Saturday, 30 October 2010

Sarlat: Straight out of a fairytale

The medieval village of Sarlat in the Dordogne region is probably my favourite place so far. It's straight out of a fairytale (or fantasy novel) – narrow and winding cobbled laneways (many sans traffic); buildings built haphazardly, abutting and adjoining each other to fill every available space; turrets and towers denoting houses of note; wrought iron and stone-carved balconies; high-pitched roofs of layered stone; passages underneath archways; cathedral with old cemetery and recessed tombs to the rear; cafes and brasseries with chairs and tables out on the pavement; remnants of the old stone wall...


We took a walking tour around the village as part of our 'Dordogne in a day' tour, and our guide explained much of the local history and pointed out objects of interest. (The village grew around a large Benedictine abbey, and was the first in all France to be completely restored in the 1960s.) The following day we were at liberty to explore the town ourselves, and followed a walking route marked out on the tourist map. It's the most adorable little place, and it's easy to see why Sarlat has the reputation of being one of the most attractive villages in France today.

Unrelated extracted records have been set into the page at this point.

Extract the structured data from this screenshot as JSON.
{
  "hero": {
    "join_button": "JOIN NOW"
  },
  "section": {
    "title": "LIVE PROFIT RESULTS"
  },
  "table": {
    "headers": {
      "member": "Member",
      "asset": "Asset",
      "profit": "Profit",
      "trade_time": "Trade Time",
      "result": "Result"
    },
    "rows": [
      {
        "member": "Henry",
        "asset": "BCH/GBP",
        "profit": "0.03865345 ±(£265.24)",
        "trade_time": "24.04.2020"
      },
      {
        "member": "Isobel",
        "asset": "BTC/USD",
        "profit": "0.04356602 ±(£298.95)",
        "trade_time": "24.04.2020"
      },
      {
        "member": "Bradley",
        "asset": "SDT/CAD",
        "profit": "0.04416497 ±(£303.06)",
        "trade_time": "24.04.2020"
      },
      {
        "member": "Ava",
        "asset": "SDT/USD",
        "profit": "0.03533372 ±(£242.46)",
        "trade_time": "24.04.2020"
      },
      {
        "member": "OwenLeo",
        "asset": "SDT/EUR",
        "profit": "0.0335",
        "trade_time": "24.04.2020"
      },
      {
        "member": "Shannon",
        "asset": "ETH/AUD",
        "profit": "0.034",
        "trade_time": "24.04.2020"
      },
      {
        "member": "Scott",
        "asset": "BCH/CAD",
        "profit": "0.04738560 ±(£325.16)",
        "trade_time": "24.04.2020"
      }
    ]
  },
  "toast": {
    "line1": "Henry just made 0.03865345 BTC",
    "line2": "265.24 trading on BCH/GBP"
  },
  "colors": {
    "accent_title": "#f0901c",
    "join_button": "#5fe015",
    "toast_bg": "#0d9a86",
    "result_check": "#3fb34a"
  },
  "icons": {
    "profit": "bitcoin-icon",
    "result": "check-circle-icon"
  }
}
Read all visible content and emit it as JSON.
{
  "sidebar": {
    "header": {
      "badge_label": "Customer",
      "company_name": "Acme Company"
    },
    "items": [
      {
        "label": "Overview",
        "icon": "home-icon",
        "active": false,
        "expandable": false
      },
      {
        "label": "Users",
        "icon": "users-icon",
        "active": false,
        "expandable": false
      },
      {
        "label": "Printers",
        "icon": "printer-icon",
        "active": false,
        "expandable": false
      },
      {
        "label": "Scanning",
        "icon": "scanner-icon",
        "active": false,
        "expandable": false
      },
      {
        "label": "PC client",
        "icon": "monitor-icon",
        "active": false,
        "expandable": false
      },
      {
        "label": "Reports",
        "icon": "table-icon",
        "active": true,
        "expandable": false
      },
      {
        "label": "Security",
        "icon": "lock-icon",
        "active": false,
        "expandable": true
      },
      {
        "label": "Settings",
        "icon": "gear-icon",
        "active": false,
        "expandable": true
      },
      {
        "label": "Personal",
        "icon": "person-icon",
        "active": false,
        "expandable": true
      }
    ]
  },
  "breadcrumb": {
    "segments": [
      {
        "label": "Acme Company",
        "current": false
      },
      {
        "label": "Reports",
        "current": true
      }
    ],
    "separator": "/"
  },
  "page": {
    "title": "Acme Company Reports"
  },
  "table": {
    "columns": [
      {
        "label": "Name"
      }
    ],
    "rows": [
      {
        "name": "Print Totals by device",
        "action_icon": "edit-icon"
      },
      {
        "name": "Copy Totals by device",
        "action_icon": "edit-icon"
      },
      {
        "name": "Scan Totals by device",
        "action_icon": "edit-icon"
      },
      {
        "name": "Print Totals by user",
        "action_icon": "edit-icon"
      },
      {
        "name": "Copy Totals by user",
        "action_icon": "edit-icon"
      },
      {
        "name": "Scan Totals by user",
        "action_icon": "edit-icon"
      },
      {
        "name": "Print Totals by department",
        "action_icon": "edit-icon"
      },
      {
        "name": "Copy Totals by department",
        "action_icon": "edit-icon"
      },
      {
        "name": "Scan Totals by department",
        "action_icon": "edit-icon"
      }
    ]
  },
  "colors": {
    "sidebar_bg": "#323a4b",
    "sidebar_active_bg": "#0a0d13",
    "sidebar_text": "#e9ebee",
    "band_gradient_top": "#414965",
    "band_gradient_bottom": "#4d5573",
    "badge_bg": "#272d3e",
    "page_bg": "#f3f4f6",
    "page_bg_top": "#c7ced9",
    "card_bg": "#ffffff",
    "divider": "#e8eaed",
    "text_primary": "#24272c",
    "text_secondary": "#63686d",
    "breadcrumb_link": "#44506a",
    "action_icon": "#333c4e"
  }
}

The region of the Dordogne has many beautiful villages smaller than Sarlat. Also known as 'Perigord', the region was the most hotly contested by the English and French during the 100 Years War, and thus most of the villages are fortified (including the abandoned La Roque St Christophe in my earlier post) and most have a chateau, which enhances their beauty. We visited a couple of these during our 'Dordogne in a day' tour, including Beynac (which has a fully restored and heavily fortified chateau at the top of a hill), and La Roque-Gageac (from which we rook a traditional boat ride down the Gabon River).

With its hills and winding roads, quaint cobbled towns and chateaus, the Dordogne/Perigord must surely be one of the most gorgeous parts of France, if not the world.